At that stage the business consisted of the wool scouring business, a leather business that was tanning 35,000 hides a week and 19 acres of office/warehouse complex in Botany, Sydney.

And once again it was the old two rooms and a shuttling mediator. The deal agreed was that the tanning business would be sold for cash and the exiters would get the Botany property. There was no cash equalisation because they agreed that the Botany property was worth the same as the wool business, which is what the brothers wanted.

Now they’re not sure that was such a good call. With Chinese competitors coming in and cutting prices, wool scouring has gone from being tough (2001 was the worst year ever, at that point) to even tougher.

In 2006 David and Peter built a factory in Suzhou in China on the grounds that if you can’t beat them, join them. That has gone passably well.

But a decade after the buyout of their 38 cousins, David and Peter find themselves asset- and revenue-rich, but cash-flow poor. It’s the sort of predicament in which members of the British aristocracy tend to find themselves, and perhaps that’s a bit appropriate since the Michell’s are part of the aristocracy of Adelaide.

David and Peter have five children between them.

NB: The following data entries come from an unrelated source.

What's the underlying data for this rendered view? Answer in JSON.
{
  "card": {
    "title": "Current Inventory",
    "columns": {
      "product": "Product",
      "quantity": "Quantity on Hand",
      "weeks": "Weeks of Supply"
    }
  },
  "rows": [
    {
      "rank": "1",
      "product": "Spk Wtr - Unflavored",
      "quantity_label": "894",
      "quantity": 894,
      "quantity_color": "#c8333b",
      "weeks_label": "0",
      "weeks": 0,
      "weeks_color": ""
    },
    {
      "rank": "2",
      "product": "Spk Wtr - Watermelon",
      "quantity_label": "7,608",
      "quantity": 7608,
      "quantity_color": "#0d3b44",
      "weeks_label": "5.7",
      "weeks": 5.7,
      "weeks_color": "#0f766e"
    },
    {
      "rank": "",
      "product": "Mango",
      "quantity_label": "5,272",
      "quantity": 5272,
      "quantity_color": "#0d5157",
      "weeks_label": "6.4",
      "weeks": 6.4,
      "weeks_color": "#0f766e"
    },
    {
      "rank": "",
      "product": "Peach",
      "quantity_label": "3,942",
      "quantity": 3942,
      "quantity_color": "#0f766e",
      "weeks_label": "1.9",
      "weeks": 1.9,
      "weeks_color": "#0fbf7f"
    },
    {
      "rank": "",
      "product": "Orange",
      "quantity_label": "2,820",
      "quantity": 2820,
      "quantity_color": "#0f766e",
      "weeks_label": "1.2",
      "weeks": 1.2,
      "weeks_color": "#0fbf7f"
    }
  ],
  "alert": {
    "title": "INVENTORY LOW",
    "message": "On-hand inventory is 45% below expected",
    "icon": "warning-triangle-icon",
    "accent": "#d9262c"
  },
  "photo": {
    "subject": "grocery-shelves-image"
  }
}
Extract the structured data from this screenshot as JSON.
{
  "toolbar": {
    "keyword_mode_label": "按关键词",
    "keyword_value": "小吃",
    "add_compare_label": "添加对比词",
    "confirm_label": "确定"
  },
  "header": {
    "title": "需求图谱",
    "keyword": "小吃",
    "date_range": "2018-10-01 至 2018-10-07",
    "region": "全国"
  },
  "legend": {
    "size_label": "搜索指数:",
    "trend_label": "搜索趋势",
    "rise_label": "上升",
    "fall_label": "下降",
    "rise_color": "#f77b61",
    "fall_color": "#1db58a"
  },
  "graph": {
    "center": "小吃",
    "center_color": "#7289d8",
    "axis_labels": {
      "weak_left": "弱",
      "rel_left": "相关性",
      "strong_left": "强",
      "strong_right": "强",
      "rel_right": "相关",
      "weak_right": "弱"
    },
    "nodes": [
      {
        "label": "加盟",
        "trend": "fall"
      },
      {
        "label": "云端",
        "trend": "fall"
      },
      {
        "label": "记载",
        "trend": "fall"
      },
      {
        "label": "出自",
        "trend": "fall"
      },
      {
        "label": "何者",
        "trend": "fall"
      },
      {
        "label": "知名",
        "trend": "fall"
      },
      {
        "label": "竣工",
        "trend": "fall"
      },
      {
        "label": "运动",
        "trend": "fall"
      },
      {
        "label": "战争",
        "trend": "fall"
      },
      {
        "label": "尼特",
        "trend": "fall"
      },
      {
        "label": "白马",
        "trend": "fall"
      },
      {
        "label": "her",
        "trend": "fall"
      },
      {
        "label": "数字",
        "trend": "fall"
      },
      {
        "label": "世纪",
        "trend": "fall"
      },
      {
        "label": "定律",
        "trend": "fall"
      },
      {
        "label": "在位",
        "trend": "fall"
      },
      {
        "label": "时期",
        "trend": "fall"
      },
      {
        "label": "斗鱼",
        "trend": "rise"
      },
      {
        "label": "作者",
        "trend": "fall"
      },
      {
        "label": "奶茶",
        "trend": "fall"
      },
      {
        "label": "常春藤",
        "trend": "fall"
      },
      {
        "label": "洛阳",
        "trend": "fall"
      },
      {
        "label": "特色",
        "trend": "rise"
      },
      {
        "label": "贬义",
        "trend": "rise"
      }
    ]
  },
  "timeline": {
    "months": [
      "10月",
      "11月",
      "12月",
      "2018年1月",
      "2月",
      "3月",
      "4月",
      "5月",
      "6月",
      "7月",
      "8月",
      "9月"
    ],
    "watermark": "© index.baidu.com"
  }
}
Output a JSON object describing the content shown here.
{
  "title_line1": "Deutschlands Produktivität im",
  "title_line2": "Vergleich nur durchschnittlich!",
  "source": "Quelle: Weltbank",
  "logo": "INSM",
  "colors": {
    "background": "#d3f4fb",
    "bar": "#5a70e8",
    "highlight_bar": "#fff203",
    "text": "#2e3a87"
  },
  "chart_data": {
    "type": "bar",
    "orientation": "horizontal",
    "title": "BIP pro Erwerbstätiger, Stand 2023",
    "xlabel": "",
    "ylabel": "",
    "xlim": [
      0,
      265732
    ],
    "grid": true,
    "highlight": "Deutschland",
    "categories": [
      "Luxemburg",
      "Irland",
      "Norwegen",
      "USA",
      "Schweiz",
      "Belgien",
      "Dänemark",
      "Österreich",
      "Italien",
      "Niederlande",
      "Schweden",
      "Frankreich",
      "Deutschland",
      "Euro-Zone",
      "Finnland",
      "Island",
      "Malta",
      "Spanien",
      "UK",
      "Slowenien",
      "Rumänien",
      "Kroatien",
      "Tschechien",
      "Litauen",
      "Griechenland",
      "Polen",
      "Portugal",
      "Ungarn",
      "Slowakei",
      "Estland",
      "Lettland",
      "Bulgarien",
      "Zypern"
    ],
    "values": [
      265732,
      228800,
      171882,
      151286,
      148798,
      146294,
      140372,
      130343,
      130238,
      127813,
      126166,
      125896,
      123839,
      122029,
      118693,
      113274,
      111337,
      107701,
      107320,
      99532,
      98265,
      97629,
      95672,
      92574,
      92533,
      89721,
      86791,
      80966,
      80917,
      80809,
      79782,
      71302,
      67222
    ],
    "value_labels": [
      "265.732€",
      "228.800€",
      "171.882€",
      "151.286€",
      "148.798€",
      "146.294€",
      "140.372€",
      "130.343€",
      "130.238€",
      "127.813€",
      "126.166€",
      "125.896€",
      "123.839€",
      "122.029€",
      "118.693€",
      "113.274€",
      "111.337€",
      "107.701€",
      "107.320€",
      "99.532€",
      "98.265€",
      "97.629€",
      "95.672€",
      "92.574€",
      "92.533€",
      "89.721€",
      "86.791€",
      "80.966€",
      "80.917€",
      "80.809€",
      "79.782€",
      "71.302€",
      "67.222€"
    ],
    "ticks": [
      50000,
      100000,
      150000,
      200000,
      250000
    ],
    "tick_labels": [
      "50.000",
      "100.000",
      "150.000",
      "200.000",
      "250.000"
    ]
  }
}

David’s two elders daughters, Nicola, 25, and Emma, 23, work in the business (for salaries) and there are still "mini family councils" held every few months involving all the children. Peter’s two are still in primary school.

Like a lot of scions in great old family businesses like the Michell Group, David and Peter are profoundly affected by the weight of their heritage.

It’s why they bought out their cousins and why they built a factory in China. In fact, it’s fair to say the sense of George Henry and their other ancestors peering over their shoulders defines every day of their management of Michell Wool. Will the business pass to a sixth generation? Hard to say. Who knows?

Perhaps a better question is whether the business will ever again produce a return on equity that would make it worth inheriting.